Again, on page twenty-four, this pattern repeats ‘the loons’, adding ‘Konrad Bayer’, while losing ‘Manet, Coltrane and O’Hara’. The figures may have some importance in terms of ‘meaning’ for the poem or the speaker, but what is more immediately apparent, even relevant, is their breakdown into linguistic objects. As ‘On Reflection’ puts it – directly looking to its own ‘reflective’ practice of a walk down Adelaide’s Hindley St, thinking on and embodying the street’s change over time – they are ‘things’ and ‘signs, ideas’ embodied in a language designed to point to the fracturing form of the text itself – ‘loons’ one and all – rather than what they mean as ‘artists’ in the broader network of the poem. I could go on with Threefer: to explore the presence of Adelaide and Sydney as a kind of background that becomes a semantic foreground to memory (in a manner similar to, although purposively more abstract than, Weranga); its discursive strands, and broader repetitions.
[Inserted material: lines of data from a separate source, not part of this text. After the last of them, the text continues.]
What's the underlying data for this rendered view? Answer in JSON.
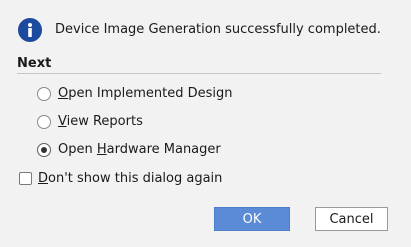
{
  "icon": {
    "name": "info-icon",
    "color": "#1c4a9e"
  },
  "message": "Device Image Generation successfully completed.",
  "section": {
    "title": "Next"
  },
  "options": [
    {
      "mnemonic": "O",
      "rest": "pen Implemented Design",
      "checked": false
    },
    {
      "mnemonic": "V",
      "rest": "iew Reports",
      "checked": false
    },
    {
      "prefix": "Open ",
      "mnemonic": "H",
      "rest": "ardware Manager",
      "checked": true
    }
  ],
  "dont_show": {
    "mnemonic": "D",
    "rest": "on't show this dialog again",
    "checked": false
  },
  "buttons": {
    "ok": "OK",
    "cancel": "Cancel",
    "ok_color": "#5b8ad6"
  }
}
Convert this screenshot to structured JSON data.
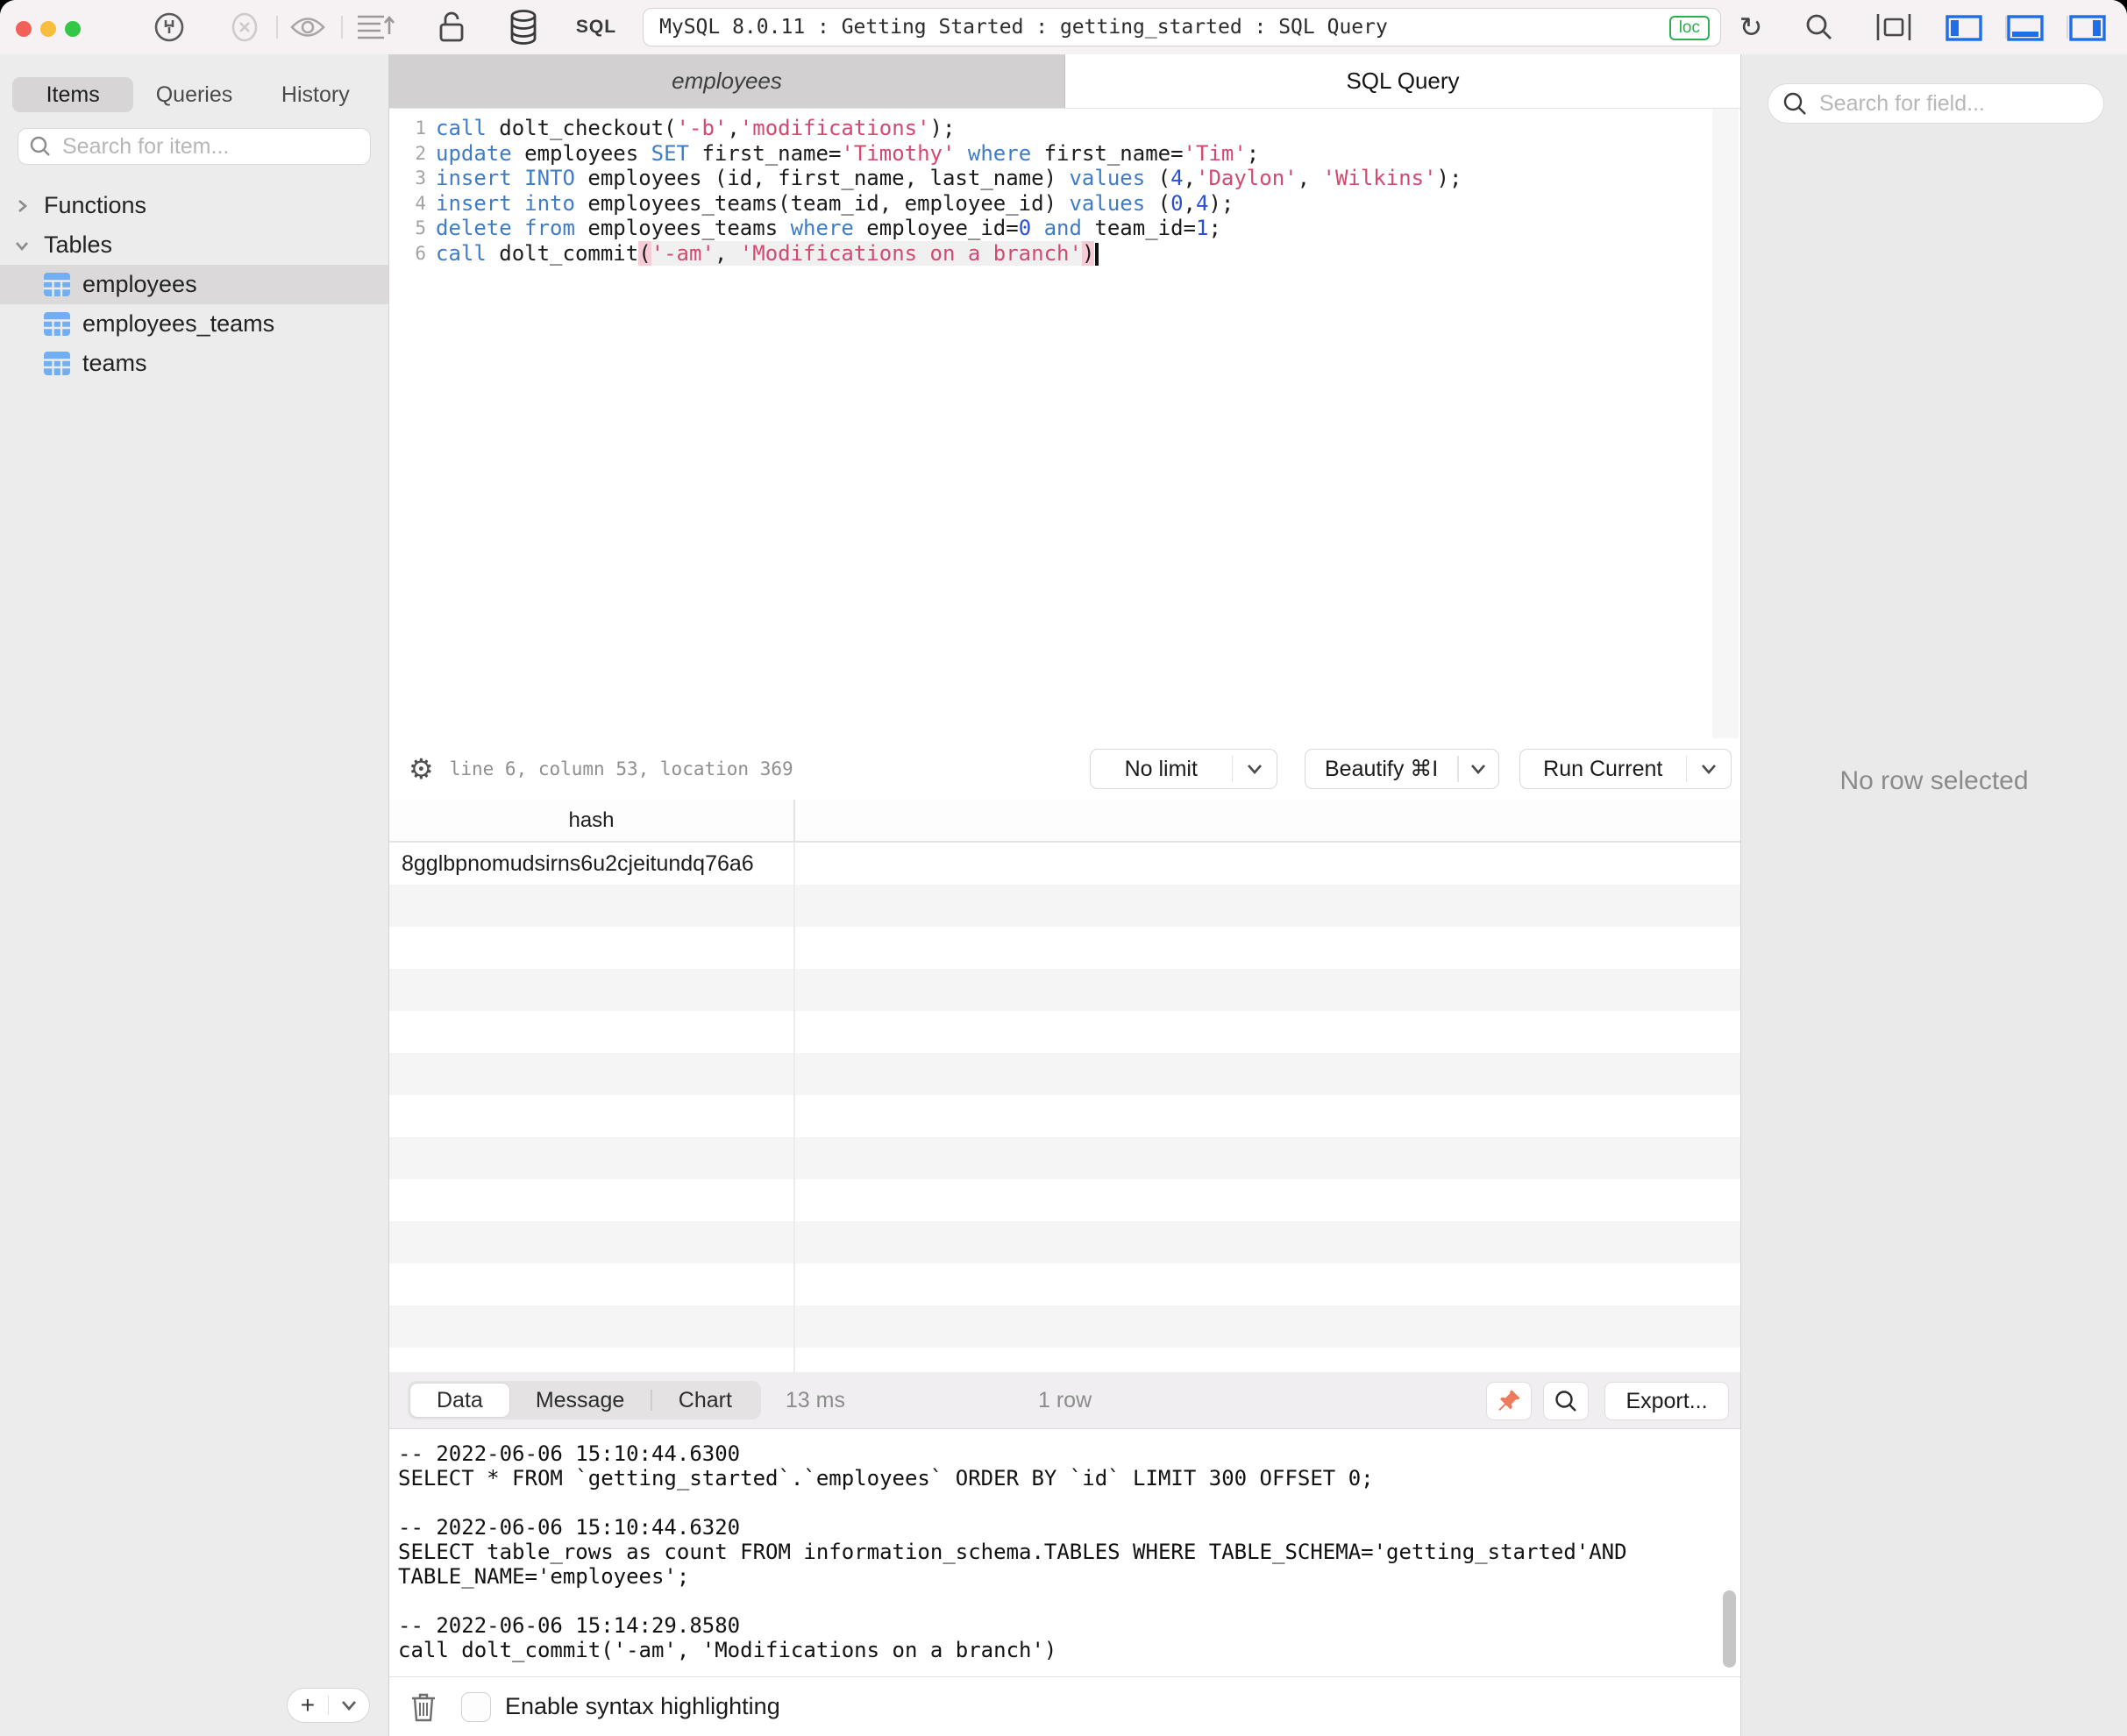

Bolton’s is a complex mind in action; form is never more than an extension of content, and it is one that rewards different readings. Where does the reader slow down or speed up? How does the reader make sense of a seemingly random ‘#’ breaking up a line of reasoning that returns pages later to perhaps be concluded? In one sense, the poems are chatty, almost light in their scattered appearance and stray observation; and, in another, this very immediacy cannot escape metaphorical attention, even as it desires its language be things. What do all these artistic figures really mean? How have they shaped the text? Does the mention of O’Hara’s ‘A Step Away from Them’ in ‘Footprints’ mean that Bolton’s poem begs an elegiac reading? Does the presence of Rilke in ‘Some Days’ achieve a similar end? If Weranga is an attempt to carefully reconstruct memories to poeticise and, in effect, make sense of them; Threefer asks questions of how we remember and the vulnerability of the apparently objective items we keep as mementos; how suspect they are to the language that contains them.

*David Dick is a Melbourne poet and PhD student at Monash University. He has had poetry published in otoliths.